# Elite FS9 MOunting bracket



## Stripedass (8 mo ago)

I have a lowrance elite fs9 which doesnt quite fit on my console with the included bracket. Can anyone with this unit recommend a mounting bracket that has a smaller footprint? 

I was looking atRAM bracket online, says its compatible but wanted to get some other options if any before dropping $60 on a bracket.


----------



## fishnpreacher (Jul 28, 2018)

Is there not room for the bracket to mount, or is there not enough room for the head unit on the factory mount?


----------



## Stripedass (8 mo ago)

fishnpreacher said:


> Is there not room for the bracket to mount, or is there not enough room for the head unit on the factory mount?


I'll take a picture when I'm back in front of the boat. But the bracket that comes with lowrance and screws down to the console doesn't fit. It hangs off the side of the console.. there are two recessed cupholders on the other side of the console that take up alot of space on the console.


----------



## eightwt (May 11, 2017)

Have the same unit and just used a Ram mount. The Ram just has a much smaller foot that is round. Can take a pic if you want.


----------



## Stripedass (8 mo ago)

eightwt said:


> Have the same unit and just used a Ram mount. The Ram just has a much smaller foot that is round. Can take a pic if you want.
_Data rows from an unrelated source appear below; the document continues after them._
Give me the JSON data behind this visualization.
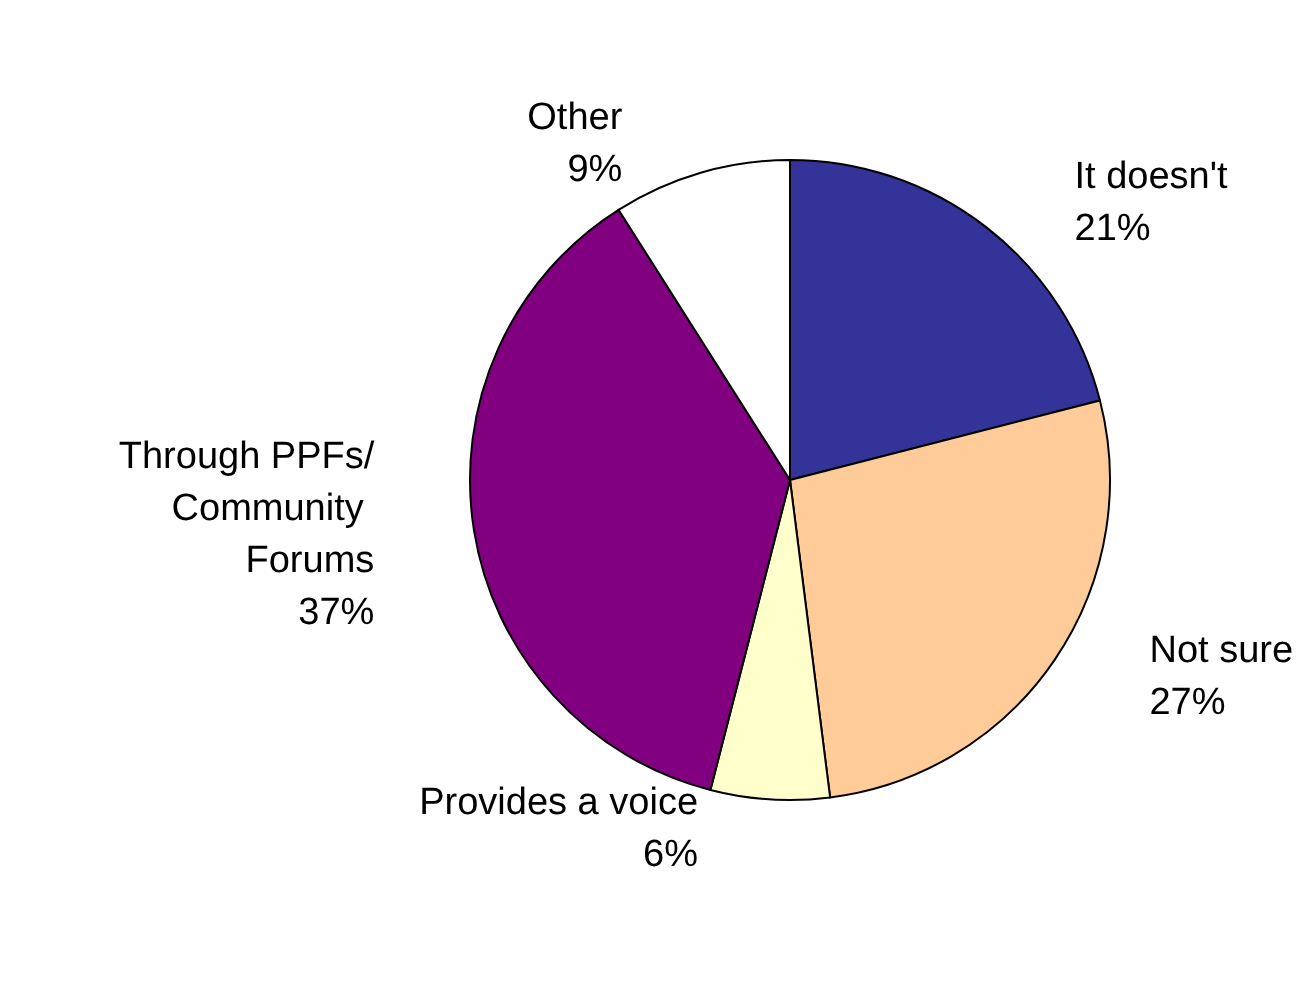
{
  "chart_data": {
    "type": "pie",
    "categories": [
      "It doesn't",
      "Not sure",
      "Provides a voice",
      "Through PPFs/Community Forums",
      "Other"
    ],
    "values": [
      21,
      27,
      6,
      37,
      9
    ],
    "value_labels": [
      "21%",
      "27%",
      "6%",
      "37%",
      "9%"
    ],
    "colors": [
      "#333399",
      "#ffcc99",
      "#ffffcc",
      "#800080",
      "#ffffff"
    ],
    "legend": false
  }
}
wHich model rAm did you use?


----------



## eightwt (May 11, 2017)

Stripedass said:


> wHich model rAm did you use?


Sorry, can’t find any model #, here’s a pic.


----------



## Stripedass (8 mo ago)

eightwt said:


> Sorry, can’t find any model #, here’s a pic.
> View attachment 206799


i just ordered it - should solve the problem. tHanks!


----------



## TarponMac (Nov 14, 2021)

Does that mount wabble?


----------



## Stripedass (8 mo ago)

TarponMac said:


> Does that mount wabble?


 was out today, no wobble at all. worked great!


----------